Editorial: Taking back our grand plaza

Hopeful signs are emerging that The City’s grandest plaza is being taken back once more by the general public, after a lengthy, depressing period of being abandoned to the homeless, street people and drug addicts. During the past few decades, many of the Civic Center Plaza’s most civilized amenities were taken out due to abuse by transients.

About eight years ago, the plaza benches were pulled out to help reduce use of the quarter-acre park as a 24-hour outdoor homeless dormitory. Now Supervisor Sophie Maxwell is leading an effort to have the benches brought back. Her proposal was unanimously approved Tuesday by the Board of Supervisors, and it specifically requires benches divided by center armrests to make them impractical as sleeping bunks.

The San Francisco Parks Trust will now begin seeking bench-sponsorship donors to contribute $3,500 to $5,000 for a commemorative bench with a bronze plaque and 10 years of maintenance. The majority of The City’s new park benches are funded by private contributions.

Meanwhile, a temporary community vegetable garden has been installed as the latest surfacing of the central arcade behind City Hall. It will be a main rallying point for the premiere Slow Food Festival, which is expected to attract as many as 50,000 artisan food lovers to San Francisco from Aug. 29 to Sept. 1.

That tree-lined plaza arcade has a multilayered history. Originally it was an illuminated wading pool. But when it increasingly became a transients’ open-air bathtub, the water was drained. Of course an empty pool at the center of an open plaza soon became a magnet for garbage. Then it was filled in with grass turf that has now given way for the Slow Food Festival’s vegetable planters.

Recent mayors backed a serious police effort against open criminal activity adjacent to City Hall. SFPD Tenderloin Station Capt. Gary Jimenez said few, if any, homeless people still sleep in or near the plaza, and most remaining police problems there are caused by street drug dealers. Still, the plaza retains a somewhat ominous reputation and often stays empty.

Supervisor Maxwell praises the big plaza’s spectacular design and says it is time to again give visitors and government employees a place to relax and enjoy the view. Giving up on one of downtown’s irreplaceable landmarks is “not a good way to run a city,” Maxwell told The Examiner, and we agree.
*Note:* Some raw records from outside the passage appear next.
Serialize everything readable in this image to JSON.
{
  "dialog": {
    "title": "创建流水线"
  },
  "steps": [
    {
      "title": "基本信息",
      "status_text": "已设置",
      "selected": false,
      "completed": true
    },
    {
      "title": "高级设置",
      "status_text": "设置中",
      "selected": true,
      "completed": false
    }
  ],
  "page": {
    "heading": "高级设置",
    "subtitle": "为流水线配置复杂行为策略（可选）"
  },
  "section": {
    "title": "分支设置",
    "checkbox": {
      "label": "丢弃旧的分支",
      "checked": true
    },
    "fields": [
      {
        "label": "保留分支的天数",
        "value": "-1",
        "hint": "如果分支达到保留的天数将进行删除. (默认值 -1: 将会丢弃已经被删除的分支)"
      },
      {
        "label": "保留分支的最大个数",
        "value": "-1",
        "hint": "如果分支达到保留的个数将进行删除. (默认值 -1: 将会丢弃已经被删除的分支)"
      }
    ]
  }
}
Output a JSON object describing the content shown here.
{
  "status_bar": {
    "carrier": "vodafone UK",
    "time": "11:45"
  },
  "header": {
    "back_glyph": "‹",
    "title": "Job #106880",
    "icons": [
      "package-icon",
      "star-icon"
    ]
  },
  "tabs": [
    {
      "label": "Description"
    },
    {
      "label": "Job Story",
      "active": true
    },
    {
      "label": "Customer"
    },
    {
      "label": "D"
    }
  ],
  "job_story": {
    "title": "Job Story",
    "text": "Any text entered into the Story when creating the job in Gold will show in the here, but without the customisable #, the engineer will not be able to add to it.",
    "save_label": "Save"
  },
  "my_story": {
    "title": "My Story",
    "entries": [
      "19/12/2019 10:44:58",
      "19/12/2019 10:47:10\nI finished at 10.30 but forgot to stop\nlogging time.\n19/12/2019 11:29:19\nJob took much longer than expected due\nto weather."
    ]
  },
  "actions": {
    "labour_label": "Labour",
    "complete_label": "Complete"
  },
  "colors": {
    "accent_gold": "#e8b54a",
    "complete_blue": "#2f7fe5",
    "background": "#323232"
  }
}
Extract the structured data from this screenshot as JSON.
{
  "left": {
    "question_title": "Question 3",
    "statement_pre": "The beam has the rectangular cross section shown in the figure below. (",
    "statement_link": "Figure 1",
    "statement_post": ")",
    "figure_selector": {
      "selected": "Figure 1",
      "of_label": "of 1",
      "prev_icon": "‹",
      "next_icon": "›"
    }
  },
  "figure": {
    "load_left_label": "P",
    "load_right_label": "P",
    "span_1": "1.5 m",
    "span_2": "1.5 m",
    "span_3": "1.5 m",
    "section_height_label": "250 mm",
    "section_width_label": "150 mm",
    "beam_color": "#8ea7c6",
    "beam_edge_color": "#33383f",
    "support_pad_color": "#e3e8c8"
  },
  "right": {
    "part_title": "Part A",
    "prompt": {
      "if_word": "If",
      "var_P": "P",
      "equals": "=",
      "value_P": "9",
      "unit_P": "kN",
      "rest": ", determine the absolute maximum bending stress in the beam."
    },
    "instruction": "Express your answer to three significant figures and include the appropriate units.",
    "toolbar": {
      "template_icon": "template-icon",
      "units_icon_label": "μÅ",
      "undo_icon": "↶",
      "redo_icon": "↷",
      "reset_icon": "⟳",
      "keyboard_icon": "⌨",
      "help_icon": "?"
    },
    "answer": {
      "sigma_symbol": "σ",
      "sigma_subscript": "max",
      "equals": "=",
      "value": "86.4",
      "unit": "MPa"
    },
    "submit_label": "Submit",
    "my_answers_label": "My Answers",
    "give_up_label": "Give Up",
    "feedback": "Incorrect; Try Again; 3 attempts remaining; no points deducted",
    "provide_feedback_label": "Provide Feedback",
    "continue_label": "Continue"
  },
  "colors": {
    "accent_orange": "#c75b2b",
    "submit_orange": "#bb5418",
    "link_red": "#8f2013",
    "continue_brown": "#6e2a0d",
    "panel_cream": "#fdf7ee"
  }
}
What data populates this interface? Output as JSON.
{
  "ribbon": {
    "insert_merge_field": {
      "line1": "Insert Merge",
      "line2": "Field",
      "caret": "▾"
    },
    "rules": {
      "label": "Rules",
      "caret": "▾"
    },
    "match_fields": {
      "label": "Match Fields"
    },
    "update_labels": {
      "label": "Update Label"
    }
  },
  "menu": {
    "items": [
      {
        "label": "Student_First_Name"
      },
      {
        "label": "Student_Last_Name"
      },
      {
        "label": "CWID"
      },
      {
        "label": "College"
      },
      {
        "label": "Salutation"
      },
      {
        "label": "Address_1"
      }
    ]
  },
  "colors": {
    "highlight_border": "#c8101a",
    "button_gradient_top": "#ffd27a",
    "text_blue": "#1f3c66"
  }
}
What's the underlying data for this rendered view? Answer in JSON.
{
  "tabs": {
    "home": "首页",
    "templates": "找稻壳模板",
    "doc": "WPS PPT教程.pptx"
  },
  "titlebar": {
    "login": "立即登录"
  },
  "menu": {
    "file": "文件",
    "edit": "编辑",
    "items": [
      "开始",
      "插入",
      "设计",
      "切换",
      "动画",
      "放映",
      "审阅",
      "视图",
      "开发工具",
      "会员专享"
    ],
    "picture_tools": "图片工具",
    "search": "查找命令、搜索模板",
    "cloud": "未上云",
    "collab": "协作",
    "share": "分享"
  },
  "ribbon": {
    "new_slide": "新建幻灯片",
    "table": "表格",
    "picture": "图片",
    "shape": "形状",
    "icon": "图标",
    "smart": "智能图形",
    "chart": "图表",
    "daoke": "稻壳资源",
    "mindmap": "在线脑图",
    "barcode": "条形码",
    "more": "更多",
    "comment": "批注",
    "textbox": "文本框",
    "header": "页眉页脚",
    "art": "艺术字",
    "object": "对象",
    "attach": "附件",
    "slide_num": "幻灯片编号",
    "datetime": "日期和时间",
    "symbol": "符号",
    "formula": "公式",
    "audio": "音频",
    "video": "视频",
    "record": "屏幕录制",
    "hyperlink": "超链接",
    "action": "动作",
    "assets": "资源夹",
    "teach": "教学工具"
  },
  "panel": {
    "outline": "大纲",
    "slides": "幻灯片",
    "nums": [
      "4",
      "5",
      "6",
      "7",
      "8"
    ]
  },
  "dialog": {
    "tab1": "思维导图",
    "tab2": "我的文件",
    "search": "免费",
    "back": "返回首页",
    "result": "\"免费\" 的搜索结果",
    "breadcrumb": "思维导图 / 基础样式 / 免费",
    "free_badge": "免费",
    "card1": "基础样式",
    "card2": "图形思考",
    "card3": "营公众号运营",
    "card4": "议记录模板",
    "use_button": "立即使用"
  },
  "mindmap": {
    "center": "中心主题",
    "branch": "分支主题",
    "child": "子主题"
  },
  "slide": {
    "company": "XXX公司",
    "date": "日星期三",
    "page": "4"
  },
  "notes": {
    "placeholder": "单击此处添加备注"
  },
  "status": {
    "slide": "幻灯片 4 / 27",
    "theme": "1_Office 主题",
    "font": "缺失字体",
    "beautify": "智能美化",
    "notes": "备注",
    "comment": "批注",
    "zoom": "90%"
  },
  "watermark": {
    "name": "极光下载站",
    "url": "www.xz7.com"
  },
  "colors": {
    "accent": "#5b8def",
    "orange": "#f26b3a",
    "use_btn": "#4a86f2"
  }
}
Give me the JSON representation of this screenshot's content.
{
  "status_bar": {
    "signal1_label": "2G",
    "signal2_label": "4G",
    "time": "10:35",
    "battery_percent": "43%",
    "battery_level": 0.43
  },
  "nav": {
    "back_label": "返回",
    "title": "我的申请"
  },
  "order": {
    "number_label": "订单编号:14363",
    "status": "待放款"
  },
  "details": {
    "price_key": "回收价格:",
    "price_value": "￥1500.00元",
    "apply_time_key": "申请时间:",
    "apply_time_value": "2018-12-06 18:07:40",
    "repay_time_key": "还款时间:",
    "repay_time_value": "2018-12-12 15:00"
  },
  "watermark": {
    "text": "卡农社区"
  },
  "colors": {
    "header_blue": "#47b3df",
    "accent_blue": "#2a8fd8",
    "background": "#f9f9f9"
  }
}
A few times each year, some major event fills the Civic Center Plaza with festive throngs and we get to see how much this grand space can mean to San Francisco. We welcome all plaza activities — large and small — that can speed the Civic Center Plaza’s return to the public mainstream. Maybe it is time to re-examine an earlier idea about putting lively refreshment stands alongside the plaza.